A couple of days ago we wrote about Idaho State University's Sports Information Director (SID), Frank Mercogliano, beating ESPN's Joe Schad to the punch in posting news about the Notre Dame news conference announcing Charlie Weis firing. In posting the story, we were having a little fun because Frank's experience just shows how flat the world is becoming and breaking news can come from anywhere (and Joe Schad does work his tail off).
But Rhett Workman of the Snoqulamie Valley Record (Snoqulamie, WA, Population 7,513) decided to take at hit at Mercogliano and accuse this site of "spitting in ESPN's face."
Here is what Workman wrote on his blog:
"Frank Mercogliano, who is the SID over at Idaho State (Kandis Clesson/Softball P/Jr/North Bend), is currently traveling with the Bengal men's basketball team on a road trip back east. Tonight, the Bengals are playing Notre Dame in South Bend, IN, and they arrived there early yesterday. As all of you know by now, the Irish late yesterday canned Charlie Weis as their head football coach.
Well, Mercogliano, according to the Eye on Sports Media blog, supposedly broke the news of the Weis firing on his Facebook page some 15 minutes before ESPN did. This revelation is making Mercogliano a pretty famous man right now, but more so because this is giving some in the blogosphere, at least the blogger from EOSM, an excuse to spit in ESPN's face. He recounts it all on his Bengal Blog.
And, oh, BTW, Mercogliano is one of the majority of SIDs that we have requested to get info from about local athletes at their schools who never have sent us a damn thing. Oh well, what a way to ruin a good story but we had to get that in there.
I had to chuckle when I read that this site was "spitting in ESPN's face", but more about that later.
The bigger issue is Workman choosing to take a hit at Mercogliano and other SID's for not responding to their requests for information on local athletes. He seems to be taking it as a personal affront.

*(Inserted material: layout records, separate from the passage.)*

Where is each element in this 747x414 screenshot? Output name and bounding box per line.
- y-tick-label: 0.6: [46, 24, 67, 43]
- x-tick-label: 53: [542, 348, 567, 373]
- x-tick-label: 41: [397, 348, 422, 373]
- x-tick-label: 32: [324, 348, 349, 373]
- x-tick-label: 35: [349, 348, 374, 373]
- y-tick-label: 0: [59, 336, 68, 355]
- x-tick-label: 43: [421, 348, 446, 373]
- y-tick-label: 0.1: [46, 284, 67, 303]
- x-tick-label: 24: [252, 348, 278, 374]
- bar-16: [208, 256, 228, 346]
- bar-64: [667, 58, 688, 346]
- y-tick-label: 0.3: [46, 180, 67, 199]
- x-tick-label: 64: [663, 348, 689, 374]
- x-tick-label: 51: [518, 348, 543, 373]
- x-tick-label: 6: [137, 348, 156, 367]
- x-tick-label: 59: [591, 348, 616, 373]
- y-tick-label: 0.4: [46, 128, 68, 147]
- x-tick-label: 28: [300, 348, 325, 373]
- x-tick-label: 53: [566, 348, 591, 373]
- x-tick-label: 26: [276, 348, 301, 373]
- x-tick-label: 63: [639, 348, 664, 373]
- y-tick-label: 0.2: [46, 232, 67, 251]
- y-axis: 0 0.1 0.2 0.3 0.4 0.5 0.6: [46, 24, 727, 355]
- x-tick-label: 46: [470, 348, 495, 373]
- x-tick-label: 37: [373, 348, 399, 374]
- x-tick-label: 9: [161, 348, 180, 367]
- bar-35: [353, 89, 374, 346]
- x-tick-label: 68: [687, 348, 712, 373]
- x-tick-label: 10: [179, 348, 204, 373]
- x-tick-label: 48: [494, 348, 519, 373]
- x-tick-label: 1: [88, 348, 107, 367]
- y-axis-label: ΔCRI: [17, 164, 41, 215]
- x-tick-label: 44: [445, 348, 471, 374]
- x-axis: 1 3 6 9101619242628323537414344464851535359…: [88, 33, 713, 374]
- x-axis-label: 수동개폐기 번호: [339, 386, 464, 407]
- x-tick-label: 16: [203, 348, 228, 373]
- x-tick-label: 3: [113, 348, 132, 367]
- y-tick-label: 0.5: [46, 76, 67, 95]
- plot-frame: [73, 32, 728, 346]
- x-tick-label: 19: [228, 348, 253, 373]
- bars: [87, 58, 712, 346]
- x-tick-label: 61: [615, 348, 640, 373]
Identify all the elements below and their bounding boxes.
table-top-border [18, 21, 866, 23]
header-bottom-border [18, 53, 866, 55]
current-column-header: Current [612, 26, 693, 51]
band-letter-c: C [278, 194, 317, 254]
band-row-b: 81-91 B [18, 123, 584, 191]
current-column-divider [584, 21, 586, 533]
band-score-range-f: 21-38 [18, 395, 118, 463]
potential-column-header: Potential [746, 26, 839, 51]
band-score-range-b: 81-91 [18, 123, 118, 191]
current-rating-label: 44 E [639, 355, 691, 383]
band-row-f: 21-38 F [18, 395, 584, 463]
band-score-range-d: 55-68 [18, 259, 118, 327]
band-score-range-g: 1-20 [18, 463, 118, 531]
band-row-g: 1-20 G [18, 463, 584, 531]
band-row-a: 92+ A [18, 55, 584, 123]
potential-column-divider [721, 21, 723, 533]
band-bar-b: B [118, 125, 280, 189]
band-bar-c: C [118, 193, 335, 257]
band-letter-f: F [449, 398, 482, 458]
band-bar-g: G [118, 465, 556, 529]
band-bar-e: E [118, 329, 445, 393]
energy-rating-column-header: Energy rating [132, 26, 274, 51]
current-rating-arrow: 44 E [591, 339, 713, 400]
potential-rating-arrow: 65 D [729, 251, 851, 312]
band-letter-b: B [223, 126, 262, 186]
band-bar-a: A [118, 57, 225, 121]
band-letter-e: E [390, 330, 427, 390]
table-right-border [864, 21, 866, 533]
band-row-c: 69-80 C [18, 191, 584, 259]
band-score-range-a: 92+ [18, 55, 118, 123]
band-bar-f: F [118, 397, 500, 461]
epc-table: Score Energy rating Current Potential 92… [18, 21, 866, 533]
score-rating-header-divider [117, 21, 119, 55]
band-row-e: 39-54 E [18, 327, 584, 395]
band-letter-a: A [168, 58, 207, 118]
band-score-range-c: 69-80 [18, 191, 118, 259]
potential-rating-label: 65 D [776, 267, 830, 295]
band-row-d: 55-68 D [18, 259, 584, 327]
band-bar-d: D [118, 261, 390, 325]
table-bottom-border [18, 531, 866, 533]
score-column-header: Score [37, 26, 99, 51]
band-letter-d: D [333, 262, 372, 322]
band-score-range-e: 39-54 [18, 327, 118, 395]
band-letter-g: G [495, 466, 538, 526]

But the reality, and I hear this consistently from SIDs around the country, is that they would like nothing more than to send out the information because it helps the school, the athlete, and the local news organizations. One of the things that challenges them is the current landscape of the local news environment. With the constant turnover of staff and the growing layoffs, they often do not know who or where to send information. An email address that worked three months ago no longer works, nor does the phone number they have for a contact. Does the newspaper call or write them to update the information? No.
Now I have had discussions with a prominent sports public relations consultant who says that the schools like to hide behind this excuse when there is a database service they can subscribe to for the information. I have to disagree because the cost for a subscription is substantial in relative terms to the sports information budget of a small school like Idaho State.
This budget issue leads to the other reality. Idaho State has a sports information staff of two full-time employees (including Mercogliano) and one student assistant. There is only so much that can be done in a day, so is Workman's expectation level to high?
Since Workman is younger than me, I can ask him some questions using the word "Son."
Son, tell me what you did to request the information and what you did to follow up on it? Did you call and leave a voice mail? If the call was not returned, did you follow up? Did you send an email request? If you did not receive a reply, did you send a follow-up email or did you make a follow-up phone call?
Did you even take the time to go to the school's web site to get information? In the time it has taken you to stew over being "ignored", or even less, you could have found out that in the spring of 2009, Kandis Clesson
- lead the team with 19 wins
- had a team leading 16-12 record
- had a team leading ERA of 3.41
Oh and all of the press releases are there as well.
Now, this is not to say that SIDs and representatives of other organizations could not make things easier, and make information accessible in better formats or through more distribution channels (like RSS). In fact, we are talking with a number of SIDs about how they can make their lives easier and more efficient. But that is a topic for another day.
So let's get back to the "Spitting in ESPN's face thing."
First of all, the people at ESPN are great to work with and very responsive to requests, no matter how bizarre they may be (anyone up for a Portugese version of a press release?). They also know that I will not pull punches. If I want to hit at them, I do it directly and not in a back-handed way. One of their senior media relations people reached out to this site some months ago because, in part, he felt that any criticisms of the worldwide leader were fair, balanced and not abusive attacks.
Of course, a good journalist would have researched this before writing things on a BLOG of all places (yes that is a backhanded spit, a one time only thing;-)).
I only found out that he had written his post because of the one reader of his post (since it was posted almost 48 hours ago) that followed the link to this site, and Workman did give me a good chuckle on the spitting thing. But his attack on Frank Mercogliano was uncalled for, and he should write a public apology. After all, why bite the hand that feeds you?
Oh and one last thing. Please don't call this a blog:-).